Gangues radicais atraem seguidores mais jovens usando ferramentas como shows de música e eventos esportivos

RENATA MIRANDA, ENVIADA ESPECIAL, LEIPZIG, ALEMANHA, O Estado de S.Paulo

29 de abril de 2012 | 03h04

Dia de jogo é dia tenso no centro de treinamento do clube de futebol Roter Stern, na periferia de Leipzig, no leste da Alemanha. A preocupação do técnico e dos jogadores não tem nada a ver com seus adversários e o nível de dificuldade que enfrentarão no campo, mas sim com o que pode ocorrer fora dele.

Há pouco mais de dois anos, as partidas do modesto time da 7.ª divisão ganharam destaque semelhante ao dado às equipes profissionais da Bundesliga depois de um controvertido incidente com um grupo de neonazistas. Desde então, a segurança adotada em seus jogos é extrema.

Em outubro de 2009, militantes de um grupo de extrema direita invadiram o campo dois minutos depois de um jogo do Roter Stern começar. "Construiremos um trem de Leipzig para Auschwitz", cantavam as dezenas de homens armados com paus e barras de ferro enquanto agrediam jogadores e torcedores da equipe de Leipzig. Três pessoas ficaram feridas - uma delas perdeu a visão.

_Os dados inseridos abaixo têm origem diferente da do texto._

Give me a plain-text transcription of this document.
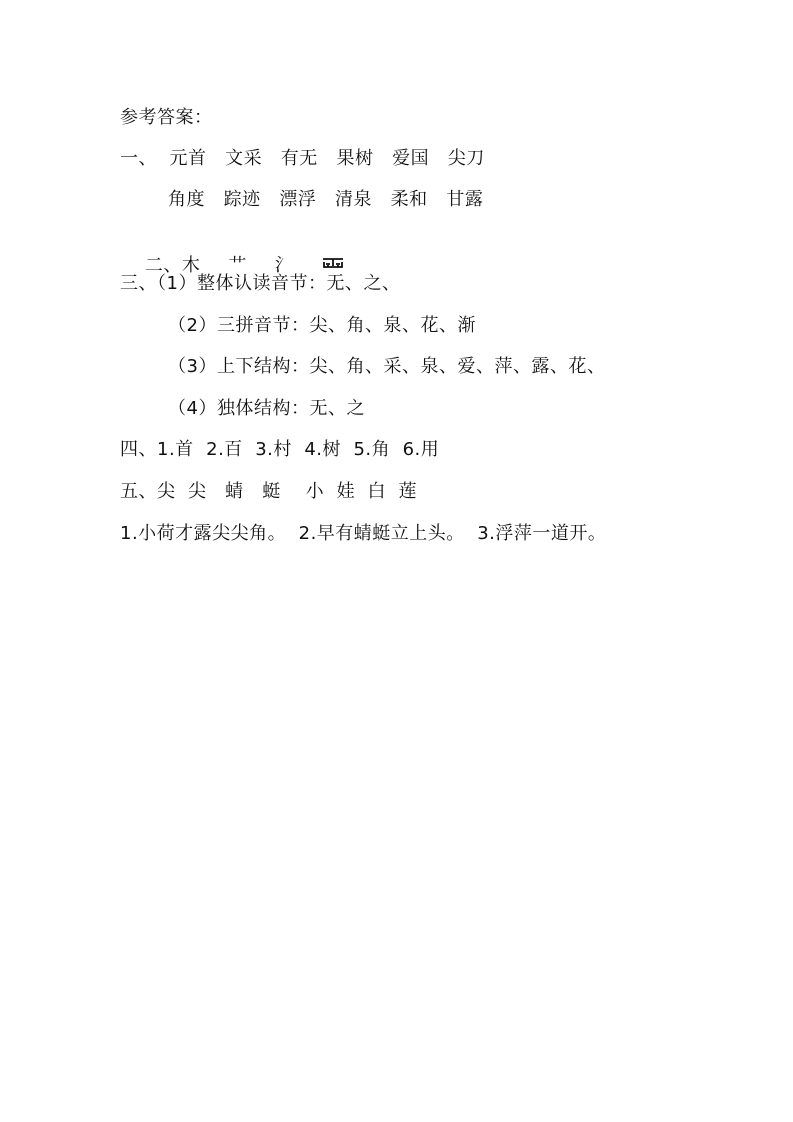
参考答案：
一、  元首   文采   有无   果树   爱国   尖刀
角度   踪迹   漂浮   清泉   柔和   甘露

二、木 艹 氵

三、（1）整体认读音节：无、之、
（2）三拼音节：尖、角、泉、花、渐
（3）上下结构：尖、角、采、泉、爱、萍、露、花、
（4）独体结构：无、之
四、1.首  2.百  3.村  4.树  5.角  6.用
五、尖  尖   蜻   蜓    小  娃  白  莲
1.小荷才露尖尖角。  2.早有蜻蜓立上头。  3.浮萍一道开。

"Nossa equipe é alvo porque lutamos contra a discriminação", disse ao Estado a porta-voz do Roter Stern, Janina Dunker. "Antes de todos os jogos, sempre temos de nos reunir com a polícia para montar um esquema reforçado de segurança."

O caso do Roter Stern, no entanto, não é único. Episódios como esse não se restringem só às partidas de futebol na periferia de Leipzig e, cada vez com mais frequência, casos assim vêm sendo registrados em todo o país, expondo uma nova frente de atuação de grupos da extrema direita na Alemanha.

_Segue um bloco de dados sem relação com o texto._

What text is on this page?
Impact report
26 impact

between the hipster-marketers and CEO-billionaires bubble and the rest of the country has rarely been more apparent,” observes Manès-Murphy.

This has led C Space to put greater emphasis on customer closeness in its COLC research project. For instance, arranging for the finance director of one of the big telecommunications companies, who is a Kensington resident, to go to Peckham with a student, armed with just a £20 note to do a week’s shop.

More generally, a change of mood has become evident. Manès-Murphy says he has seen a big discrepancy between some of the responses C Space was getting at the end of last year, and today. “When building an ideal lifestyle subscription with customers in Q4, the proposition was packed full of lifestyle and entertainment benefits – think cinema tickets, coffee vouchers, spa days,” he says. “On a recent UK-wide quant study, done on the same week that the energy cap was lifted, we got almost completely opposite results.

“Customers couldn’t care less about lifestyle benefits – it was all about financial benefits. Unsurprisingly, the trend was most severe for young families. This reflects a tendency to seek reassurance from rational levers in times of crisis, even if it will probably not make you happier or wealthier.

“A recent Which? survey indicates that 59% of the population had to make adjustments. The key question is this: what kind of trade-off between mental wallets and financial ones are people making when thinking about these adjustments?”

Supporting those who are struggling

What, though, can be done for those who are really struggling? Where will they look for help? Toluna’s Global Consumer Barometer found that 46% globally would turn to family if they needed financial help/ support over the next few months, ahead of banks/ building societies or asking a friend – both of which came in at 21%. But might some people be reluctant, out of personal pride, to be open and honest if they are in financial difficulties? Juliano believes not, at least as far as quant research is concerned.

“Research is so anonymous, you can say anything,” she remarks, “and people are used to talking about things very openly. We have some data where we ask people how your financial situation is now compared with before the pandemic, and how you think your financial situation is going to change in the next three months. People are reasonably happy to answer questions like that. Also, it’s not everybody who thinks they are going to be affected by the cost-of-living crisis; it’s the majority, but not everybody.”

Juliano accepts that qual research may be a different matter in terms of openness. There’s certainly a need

Recentemente, segundo especialistas, o movimento neonazista aumentou sua área de influencia em eventos recreativos, usando essas oportunidades para disseminar sua mensagem. "Essas organizações estão tentando atrair o público jovem usando música e esporte", afirmou a socióloga alemã Helgard Kramer, pesquisadora que estuda o tema. "O que temos hoje são pequenos grupos que operam de maneira independente e buscam impulsionar um sentimento racista entre jovens sem perspectiva."

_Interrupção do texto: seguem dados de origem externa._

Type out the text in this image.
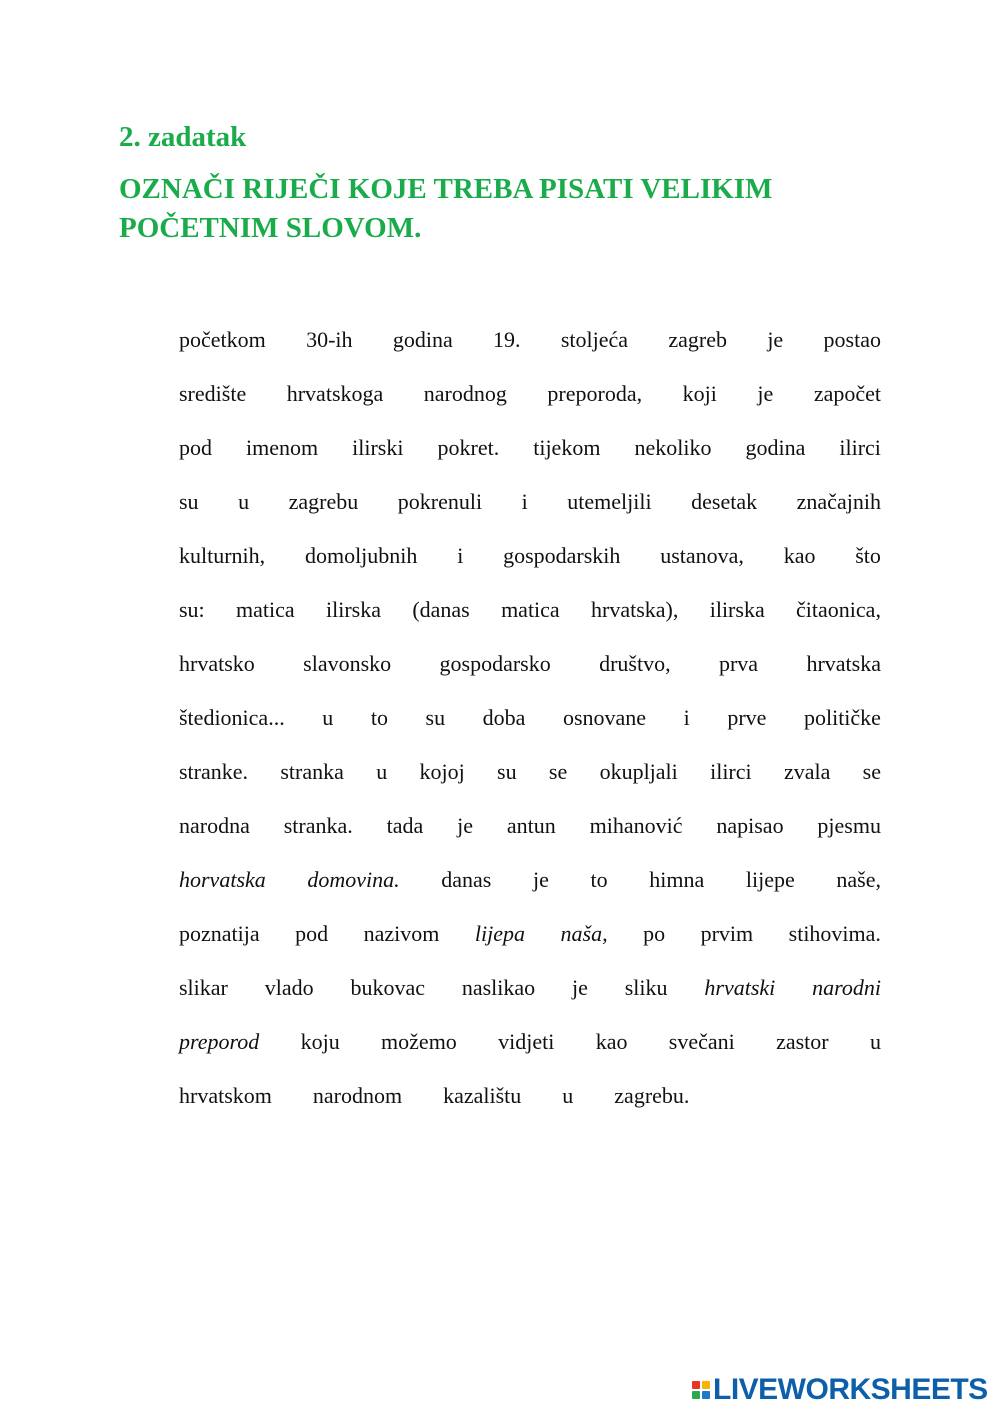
2. zadatak
OZNAČI RIJEČI KOJE TREBA PISATI VELIKIM
POČETNIM SLOVOM.
početkom 30-ih godina 19. stoljeća zagreb je postao
središte hrvatskoga narodnog preporoda, koji je započet
pod imenom ilirski pokret. tijekom nekoliko godina ilirci
su u zagrebu pokrenuli i utemeljili desetak značajnih
kulturnih, domoljubnih i gospodarskih ustanova, kao što
su: matica ilirska (danas matica hrvatska), ilirska čitaonica,
hrvatsko slavonsko gospodarsko društvo, prva hrvatska
štedionica... u to su doba osnovane i prve političke
stranke. stranka u kojoj su se okupljali ilirci zvala se
narodna stranka. tada je antun mihanović napisao pjesmu
horvatska domovina. danas je to himna lijepe naše,
poznatija pod nazivom lijepa naša, po prvim stihovima.
slikar vlado bukovac naslikao je sliku hrvatski narodni
preporod koju možemo vidjeti kao svečani zastor u
hrvatskom narodnom kazalištu u zagrebu.
LIVEWORKSHEETS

Para Peer Volderwülbecke, jornalista que há anos acompanha casos relacionados ao terrorismo da extrema direita na Alemanha, o esporte vem sendo utilizado cada vez mais como ferramenta por grupos neonazistas. No entanto, ele explica que a música também desempenha um papel crucial dentro do movimento. "Todo o fim de semana há shows desse tipo na Alemanha", disse Volderwülbecke. "Muitas ações ilegais ocorrem nessas apresentações, como o sinal de saudação a Hitler e o uso de símbolos nazistas."

O cientista político Hajo Funke, da Universidade Livre de Berlim, explica que muitos desses crimes seguem impunes por dois fatores específicos. O primeiro é que muitas das vítimas têm medo de denunciar seus agressores, principalmente em áreas no interior do país. O segundo é que ainda há uma certa resistência por parte da polícia em classificar esse tipo de crime como delito político. "As autoridades tentam acobertar esses atos, fingindo que não são importantes", disse Funke.

Um exemplo da falta de compromisso por parte das autoridades, segundo o especialista, foi a falha dos serviços de inteligência em identificar e combater a célula neonazista de Zwickau, acusada de matar nove empresários de origem turca e grega e uma policial entre 2000 e 2007. O grupo foi descoberto em novembro do ano passado e, segundo relatos de parentes das vítimas, a polícia inicialmente rejeitou tratar os crimes como cometidos pela extrema direita e trabalhava com a hipótese de que as mortes teriam sido motivadas por tensões familiares ou por envolvimento com a máfia.

O episódio chocou a Alemanha e fez com que a chanceler Angela Merkel fosse a público pedir desculpas pelas suspeitas dos investigadores.

"Esses anos devem ter sido um pesadelo sem fim para vocês", disse a chanceler. "Vocês não estão mais sozinhos em seu sofrimento. Nós dividimos com vocês sua dor."